What’s new with CPP, OAS and EI?

By Suzanne Sharma | March 23, 2016 | Last updated on September 15, 2023
2 min read

Budget 2016 included some changes to CPP, the OAS allowance, and Employment Insurance. Here’s what you need to know.

CPP

While the government has been in talks to enhance CPP since December 2015, no official changes were announced in Budget 2016. The government is asking provinces and territories for their input in the coming months.

Read: IIAC reacts to federal budget

Kevin Stienstra, senior manager, Tax Services, Grant Thornton says one of the possible enhancements could be increasing the amount of CPP contributions. He notes while there’s a benefit to having a forced retirement savings plan since people are living longer, it could negatively impact employers.

“If you increase CPP, you’re increasing the cost to the employer,” says Stienstra. “They’re funding 50% of all contributions to the CPP for their employees. And then the employees are having 50% of their portion held from their pay. So it would be an additional payroll tax for companies.

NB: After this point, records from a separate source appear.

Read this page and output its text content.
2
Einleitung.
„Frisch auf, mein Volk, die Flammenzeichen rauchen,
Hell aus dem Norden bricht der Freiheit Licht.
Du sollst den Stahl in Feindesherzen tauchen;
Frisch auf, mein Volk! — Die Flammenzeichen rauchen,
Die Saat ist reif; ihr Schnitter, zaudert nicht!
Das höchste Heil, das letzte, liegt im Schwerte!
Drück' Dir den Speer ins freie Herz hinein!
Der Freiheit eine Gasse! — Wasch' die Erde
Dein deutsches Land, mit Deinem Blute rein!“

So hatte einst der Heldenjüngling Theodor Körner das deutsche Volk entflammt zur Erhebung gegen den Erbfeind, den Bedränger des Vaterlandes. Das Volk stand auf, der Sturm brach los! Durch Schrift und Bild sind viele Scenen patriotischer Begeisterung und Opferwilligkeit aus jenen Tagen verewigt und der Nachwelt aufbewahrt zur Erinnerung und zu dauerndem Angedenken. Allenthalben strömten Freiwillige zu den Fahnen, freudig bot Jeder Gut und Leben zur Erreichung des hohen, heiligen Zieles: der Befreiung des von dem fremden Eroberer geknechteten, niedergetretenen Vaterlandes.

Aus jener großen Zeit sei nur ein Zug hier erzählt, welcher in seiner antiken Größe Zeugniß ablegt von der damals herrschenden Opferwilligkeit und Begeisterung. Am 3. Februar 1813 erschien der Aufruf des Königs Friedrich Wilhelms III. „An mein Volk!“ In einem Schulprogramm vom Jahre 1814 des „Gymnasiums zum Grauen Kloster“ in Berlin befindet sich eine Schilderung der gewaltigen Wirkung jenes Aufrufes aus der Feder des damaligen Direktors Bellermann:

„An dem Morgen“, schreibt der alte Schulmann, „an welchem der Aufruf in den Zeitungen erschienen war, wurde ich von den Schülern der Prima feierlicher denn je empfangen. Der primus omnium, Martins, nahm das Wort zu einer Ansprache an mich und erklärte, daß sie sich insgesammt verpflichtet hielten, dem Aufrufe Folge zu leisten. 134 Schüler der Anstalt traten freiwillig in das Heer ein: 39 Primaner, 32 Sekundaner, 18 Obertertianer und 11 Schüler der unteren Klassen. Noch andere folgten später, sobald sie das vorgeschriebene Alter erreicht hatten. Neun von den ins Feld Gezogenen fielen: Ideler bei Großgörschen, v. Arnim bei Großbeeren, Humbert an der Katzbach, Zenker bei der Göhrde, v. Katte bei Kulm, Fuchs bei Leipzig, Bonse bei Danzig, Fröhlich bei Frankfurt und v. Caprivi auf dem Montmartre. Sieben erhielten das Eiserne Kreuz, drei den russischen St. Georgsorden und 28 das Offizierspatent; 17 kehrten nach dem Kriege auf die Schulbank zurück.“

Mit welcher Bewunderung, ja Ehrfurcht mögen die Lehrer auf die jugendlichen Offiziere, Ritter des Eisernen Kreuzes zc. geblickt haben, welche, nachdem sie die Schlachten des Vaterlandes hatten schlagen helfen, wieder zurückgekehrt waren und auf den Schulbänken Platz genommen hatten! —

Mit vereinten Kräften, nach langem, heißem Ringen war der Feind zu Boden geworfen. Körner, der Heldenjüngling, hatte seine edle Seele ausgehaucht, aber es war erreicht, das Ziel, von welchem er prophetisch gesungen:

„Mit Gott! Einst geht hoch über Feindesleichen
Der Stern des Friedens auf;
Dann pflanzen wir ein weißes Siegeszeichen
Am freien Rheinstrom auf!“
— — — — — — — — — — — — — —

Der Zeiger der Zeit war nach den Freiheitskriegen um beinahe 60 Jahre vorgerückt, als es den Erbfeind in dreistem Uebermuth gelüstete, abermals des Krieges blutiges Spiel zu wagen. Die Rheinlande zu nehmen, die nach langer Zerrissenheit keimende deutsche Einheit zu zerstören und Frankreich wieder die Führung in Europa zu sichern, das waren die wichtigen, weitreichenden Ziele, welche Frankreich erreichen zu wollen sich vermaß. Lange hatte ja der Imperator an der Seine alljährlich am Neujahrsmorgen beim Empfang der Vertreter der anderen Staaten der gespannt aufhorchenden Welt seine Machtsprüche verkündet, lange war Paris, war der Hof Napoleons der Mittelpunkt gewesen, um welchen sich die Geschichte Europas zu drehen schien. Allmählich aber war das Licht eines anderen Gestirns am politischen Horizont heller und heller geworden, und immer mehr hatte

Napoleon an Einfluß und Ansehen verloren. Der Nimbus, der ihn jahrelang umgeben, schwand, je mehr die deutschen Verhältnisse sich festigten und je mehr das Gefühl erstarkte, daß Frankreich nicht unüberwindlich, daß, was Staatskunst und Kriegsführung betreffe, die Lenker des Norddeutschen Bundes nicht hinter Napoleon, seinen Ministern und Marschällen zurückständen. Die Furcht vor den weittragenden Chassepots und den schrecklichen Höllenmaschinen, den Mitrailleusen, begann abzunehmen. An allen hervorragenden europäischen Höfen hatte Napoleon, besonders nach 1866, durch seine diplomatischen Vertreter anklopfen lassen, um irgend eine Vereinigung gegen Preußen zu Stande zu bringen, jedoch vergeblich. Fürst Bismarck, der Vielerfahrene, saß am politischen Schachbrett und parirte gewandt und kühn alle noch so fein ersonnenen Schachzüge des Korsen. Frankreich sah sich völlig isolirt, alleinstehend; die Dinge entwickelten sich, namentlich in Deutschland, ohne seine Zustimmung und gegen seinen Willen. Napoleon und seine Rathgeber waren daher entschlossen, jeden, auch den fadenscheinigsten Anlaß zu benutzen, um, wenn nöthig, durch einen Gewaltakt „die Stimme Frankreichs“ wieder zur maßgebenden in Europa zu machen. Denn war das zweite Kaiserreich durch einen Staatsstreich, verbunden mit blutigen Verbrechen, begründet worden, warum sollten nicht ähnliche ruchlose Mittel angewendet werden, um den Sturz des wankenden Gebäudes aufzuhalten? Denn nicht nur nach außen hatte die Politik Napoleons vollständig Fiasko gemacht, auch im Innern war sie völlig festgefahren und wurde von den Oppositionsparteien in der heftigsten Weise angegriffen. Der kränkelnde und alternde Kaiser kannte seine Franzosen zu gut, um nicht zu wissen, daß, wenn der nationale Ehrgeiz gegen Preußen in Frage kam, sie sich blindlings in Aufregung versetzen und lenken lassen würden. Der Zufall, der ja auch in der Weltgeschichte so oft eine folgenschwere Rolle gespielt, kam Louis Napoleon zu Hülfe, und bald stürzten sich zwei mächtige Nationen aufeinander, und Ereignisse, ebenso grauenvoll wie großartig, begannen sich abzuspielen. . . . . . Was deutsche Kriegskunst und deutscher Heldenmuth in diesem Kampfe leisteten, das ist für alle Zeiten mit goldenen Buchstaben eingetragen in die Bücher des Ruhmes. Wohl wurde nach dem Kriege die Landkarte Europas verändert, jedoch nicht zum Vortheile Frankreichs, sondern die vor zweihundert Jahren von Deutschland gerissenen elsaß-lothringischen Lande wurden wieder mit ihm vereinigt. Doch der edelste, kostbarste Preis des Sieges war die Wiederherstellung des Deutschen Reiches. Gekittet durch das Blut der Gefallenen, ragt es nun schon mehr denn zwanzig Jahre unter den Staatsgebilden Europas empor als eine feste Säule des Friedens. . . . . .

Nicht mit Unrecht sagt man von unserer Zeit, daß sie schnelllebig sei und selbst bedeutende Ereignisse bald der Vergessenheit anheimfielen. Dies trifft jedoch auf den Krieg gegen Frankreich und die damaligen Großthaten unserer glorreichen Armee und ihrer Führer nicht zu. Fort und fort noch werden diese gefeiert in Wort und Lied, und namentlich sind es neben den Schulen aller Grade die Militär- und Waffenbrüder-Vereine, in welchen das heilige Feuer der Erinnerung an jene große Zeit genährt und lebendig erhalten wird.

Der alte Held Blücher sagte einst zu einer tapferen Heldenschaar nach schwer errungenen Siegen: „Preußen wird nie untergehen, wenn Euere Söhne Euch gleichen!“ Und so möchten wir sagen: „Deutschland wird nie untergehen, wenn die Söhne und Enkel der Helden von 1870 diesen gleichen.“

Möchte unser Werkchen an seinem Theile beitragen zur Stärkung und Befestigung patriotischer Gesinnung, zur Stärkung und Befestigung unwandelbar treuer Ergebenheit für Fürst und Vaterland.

“It would also result in less money to individuals as well, because they’d be taking less money home. That’s less money to put into the economy to buy consumer goods, or put into [their own] TFSAs or RRSPs.”

OAS

The government had already announced it would reverse the OAS and GIS changes made by the conservatives, decreasing the age back to 65.

Read: Surprise end to small business tax cuts

In Budget 2016, it also restored the OAS allowance benefit back to age 60, instead of increasing it from age 60 to 62 over the 2023 to 2029 period.

EI

Key enhancements to EI include:

  • reducing the EI waiting period from two weeks to one, effective January, 2017. This means EI claimants will be able to get their benefits faster;
  • expanding access for new entrants and re-entrants to the job market. Many new workers, including young Canadians or immigrants, have a hard time accessing EI benefits. Under current rules, they must accumulate 910 hours of insurable employment in 52 weeks before they can benefit. They’ll now face the same criteria as other claimants in their regions;
  • extending the Working While on Claim Pilot Project until August 2018;
  • simplifying job search responsibilities. This reverses a change made in 2012, which specified the type of job unemployed workers had to search for; and
  • extending EI benefits in certain regions where unemployment is highest — for instance, in Alberta due to the oil crisis.